Sicuramente nell'antichità il cavallo fu elemento importante e determinante
per lo sviluppo della civiltà dei popoli, come avvenne per tante comunità antiche: i
Fenici, i Sumeri, gli Egiziani, i Greci. E per quanto ci riguarda, in
occidente: gli Opici, i
Volsci, gli Osci, i Sanniti, ecc.,... fino a giungere ai coloni greci, che raggiunsero
nel VIII-VII secolo a.C. le coste dell'Italia meridionale, portando al seguito le loro razze equine. Questo popolo ellenico eseguì una paziente e costante
selezione di razze, giungendo a tipologie di cavalli molto docili e
facilmente addomesticabili per tutti i loro utilizzi, sia in guerra che in pace,
nelle città e nei campi, per i mezzi di trasporto e per le
attività lavorative. Gli Etruschi e i Romani continuarono questa tradizione,
migliorando la selezione di razze equine, soprattutto quelle utili al servizio delle loro
armate, durante le varie guerre ed espansioni nel mondo allora conosciuto.

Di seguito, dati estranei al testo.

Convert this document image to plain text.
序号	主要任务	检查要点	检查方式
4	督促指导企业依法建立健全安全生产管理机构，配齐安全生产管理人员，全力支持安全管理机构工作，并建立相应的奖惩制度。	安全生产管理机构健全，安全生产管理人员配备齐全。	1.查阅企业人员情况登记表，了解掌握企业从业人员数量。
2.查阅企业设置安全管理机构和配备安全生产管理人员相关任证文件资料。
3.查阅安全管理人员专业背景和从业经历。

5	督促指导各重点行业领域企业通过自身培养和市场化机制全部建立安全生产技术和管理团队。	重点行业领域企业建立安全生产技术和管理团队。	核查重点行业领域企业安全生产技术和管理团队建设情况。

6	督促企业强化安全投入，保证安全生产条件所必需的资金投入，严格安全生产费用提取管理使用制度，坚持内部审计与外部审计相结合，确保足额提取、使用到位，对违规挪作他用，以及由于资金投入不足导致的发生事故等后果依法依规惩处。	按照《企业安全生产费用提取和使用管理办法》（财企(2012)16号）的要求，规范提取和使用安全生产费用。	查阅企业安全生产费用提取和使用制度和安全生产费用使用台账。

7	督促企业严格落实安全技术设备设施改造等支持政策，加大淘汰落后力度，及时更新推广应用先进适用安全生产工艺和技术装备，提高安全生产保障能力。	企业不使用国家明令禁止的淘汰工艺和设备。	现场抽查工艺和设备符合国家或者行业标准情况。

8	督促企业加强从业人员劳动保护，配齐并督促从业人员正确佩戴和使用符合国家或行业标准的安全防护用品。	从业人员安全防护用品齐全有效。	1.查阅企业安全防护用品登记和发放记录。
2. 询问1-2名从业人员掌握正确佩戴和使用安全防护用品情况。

Con la caduta dell'Impero Romano d'Occidente e con l'invasione dei popoli
nordici, ci fu una commistione tra le razze equine: conseguenza fu che i cavalli ebbero connotati
dell'uno e dell'altro "ceppo"... I vari invasori (mongoli, germanici, vandali, goti, saraceni, ecc.), "sovrapponendo"
i loro cavalli a quelli romani, non fecero altro che protrarre nel tempo,
inconsapevolmente e disordinatamente, quanto i Latini
e loro discendenti avevano consciamente e razionalmente saputo selezionare.
Durante la conquista bizantina in Italia e con l'istaurazione di amministrazioni locali dipendenti dall'impero di Bisanzio, come il Ducato a Napoli, l'incrocio con le razze di cavalli provenienti dall'Oriente,
apportarono nuove caratteristiche genetiche ai cavalli nostrani. Dopo l’anno
1000, le armate cristiane reduci dalle Crociate in Palestina, furono artefici di
altre commistioni di razze, soprattutto a seguito dei contatti avvenuti con i vari popoli, durante le attraversate verso la Terra Santa. Nell'Alto Medioevo, con l'avvento nell'italia meridionale della dominazione Sveva (XII-XIII secolo), fu preferito selezionare una razza
di cavallo agile e veloce, adatta al tipo di caccia, molto in auge all'epoca,
chiamata "Falconeria". Di questa pratica di caccia, un esempio luminoso fu il
grande sovrano Federico II di Svevia, detto Stupor Mundi. Successivamente (XIV-XVsecolo), con la venuta degli Angioini
prima e degli Aragonesi dopo, si riuscì a selezionare nuova
razze di cavalli, sempre più corrispondenti alle esigenze dei tempi, che
andavano mutando con diversi stili di vita, verso l'Era Moderna. Fu, poi, con l'occupazione spagnola, nel XVI secolo, e l'istaurazione del Vicereame di
Napoli, che si provvide a incrociare le varie razze prevalenti, anche con quelle provenienti dal modo arabo, giungendo a selezionare un'eccellente razza di cavallo, che divenne subito un esempio di
perfezione equina, tanto che fu richiesta ed esportata in tutta Europa, e anche
oltre, per realizzare altri incroci locali. La nuova magnifica razza fu chiamata del
"Corsiero Napolitano". Tanto fu importante per gli spagnoli e l'aristocrazia locale l'importanza del cavallo, che a Napoli intorno al 1534, nacque per opera di Giovan Battista Ferraro e Federico Grisone, la
prima Accademia equestre d’Europa, mentre nelle scuderie imperiali spagnole
andavano aumentando il numero ed il prestigio dei Corsieri Napolitani. Lo
stesso imperatore Carlo V d’Asburgo, "… hauendo ottima conoscenza, e
prattica di tutte le specie di caualli, e di tutte l’arti Caualleresche,
sempre elesse per seruigio di persona i caualli Napolitani, come idonei ad
ogni essercitio, e fattione." (Pasquale Caracciolo, La gloria del
cavallo, Venezia, 1589). L'appellativo di Corsiero (o corsiere)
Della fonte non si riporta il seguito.